Lesson 1: There are two types of technologies used in innovation: sustaining and disruptive. Understanding which technologies fall into which category is key to a company’s success.
- Sustaining technologies. These focus on growing existing technologies by enhancing their performance, mostly through extended functionality or increased capacity.
- Disrupting technologies. These change the landscape of an entire industry, or spark a new one altogether, because they solve a problem in an entirely new way or for an entirely new group of people.
Sustaining technologies are often already accepted by society. They are a large market. Think of all of the reiterations of the iPhone. We have accepted these small changes and we generally expect our smartphones to make calls, text, and take pictures. There is inherently less risk in these innovations, therefore, there is significantly more competition. It is very difficult to enter the market and be successful due to the price point and competition of sustaining technologies.
Typical Sustaining Company Practices
- Listening to customers’ opinions
- Improving the features of technologies that are already working
- Trying to satisfy investors by meeting their expectations
- Targeting big markets rather than niche and small markets
Disruptive technologies tackle the status quo. They are generally a smaller investment due to their lack of competition. They are generally less fine-tuned and sit within a small market.
Disruptive technologies are far more likely to fail BUT they also have the potential to skyrocket unlike sustaining technologies. Disruptive technologies are future-driven. They have more potential and basically no competition. The crux is that there is no guarantee that society will accept these innovations.
Typical Disruptive Company Practices
- Watching what customers do rather than what they say
- Trying to find new and interesting ways of doing things
- Being driven by the company’s core values
- Pursuing smaller and nonexistent markets with the hope of creating their own market
Lesson 2: When the resources, processes and values of a company don’t match the target market, pursuing disruptive innovation within that market becomes difficult to justify.
A large company needs scale to make sense of an investment. If an investment cannot readily provide millions in revenue quickly, it is hard to justify spending all of the resources and processes pursuing it. Larger companies are beholden to their investors. Investors look to mitigate their risk and ensure return of capital first and foremost. They do this by analyzing historical data. Disruptive technologies don’t come with much, if any, historical data. So again, disruptive technologies don’t necessarily fit due to the values held by large companies.
These circumstances make it easier for startups to pursue disruption and completely transform industries. Disruption starts in low-margin niche markets until you achieve larger adoption.
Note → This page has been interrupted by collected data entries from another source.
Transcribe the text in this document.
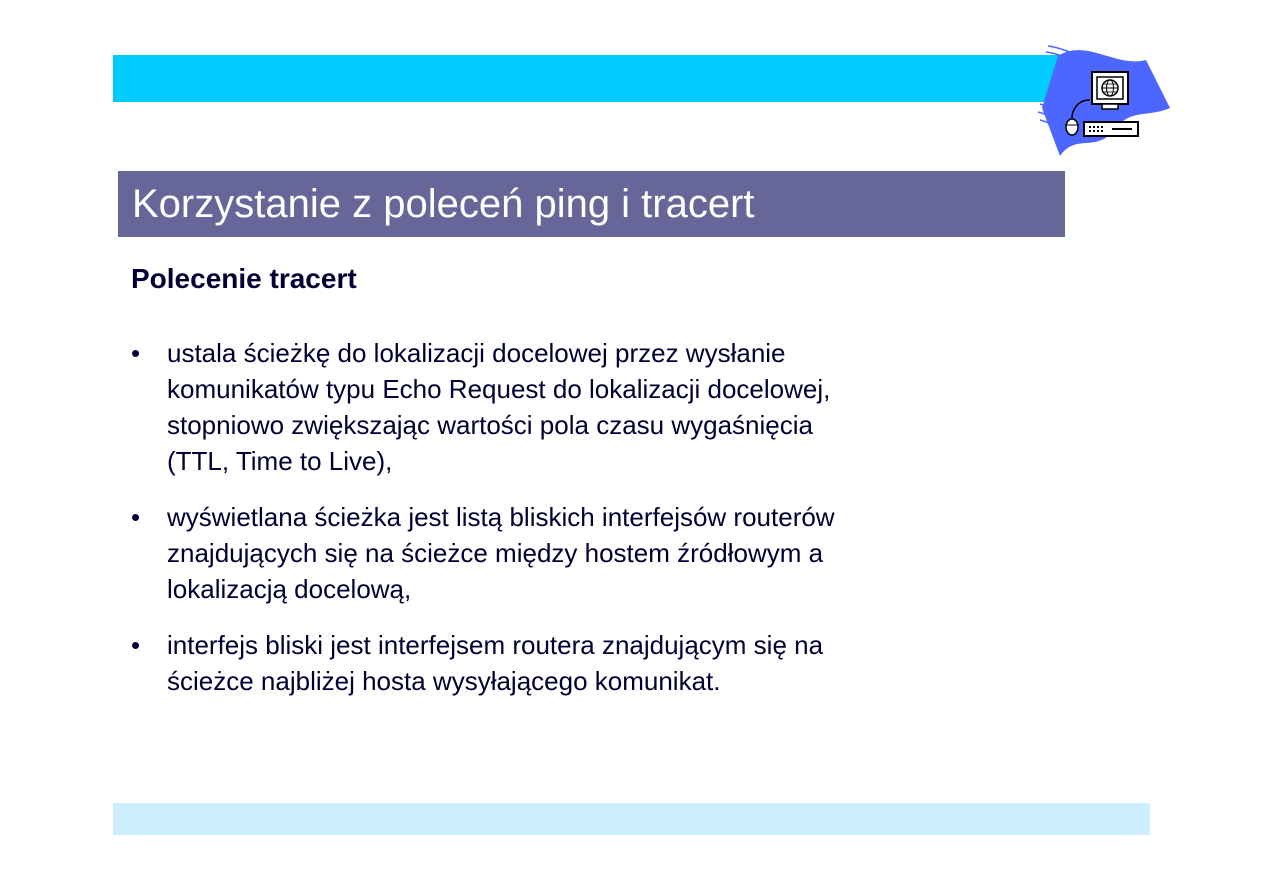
Korzystanie z poleceń ping i tracert
Polecenie tracert
•	ustala ścieżkę do lokalizacji docelowej przez wysłanie
komunikatów typu Echo Request do lokalizacji docelowej,
stopniowo zwiększając wartości pola czasu wygaśnięcia
(TTL, Time to Live),
•	wyświetlana ścieżka jest listą bliskich interfejsów routerów
znajdujących się na ścieżce między hostem źródłowym a
lokalizacją docelową,
•	interfejs bliski jest interfejsem routera znajdującym się na
ścieżce najbliżej hosta wysyłającego komunikat.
High risk. High reward. Sounds exciting.
- Resources. Anything you can buy, sell, hire or fire.
- Processes. Patterns of action and communication, both formal and informal.
- Values. The criteria by which managers and employees make all organizational decisions.
This is the innovator’s dilemma. Disruptive innovation doesn’t make sense for large companies to pursue based on common thought.
Lesson 3: Market leaders pursue disruptive innovation by equipping independent subsidiaries with resources, processes, and values as needed.
If you want to pursue disruptive change, start or acquire a small company with the sole purpose of pursuing that innovation. A small company can get excited about small returns and reiterate until a viable solution is created.
If mass adoption occurs, then the disruption has a chance to occur. If no adoption occurs, the risk has been mitigated to a smaller investment.
Disruptive innovation creates new markets and therefore creates the biggest returns when successful.
It doesn’t make financial sense for larger companies to pursue disruptive innovation because at the start they are low margin and it is unpredictable for if and how long adoption will take.
The solution is to start a small company to pursue specific disruptive innovations.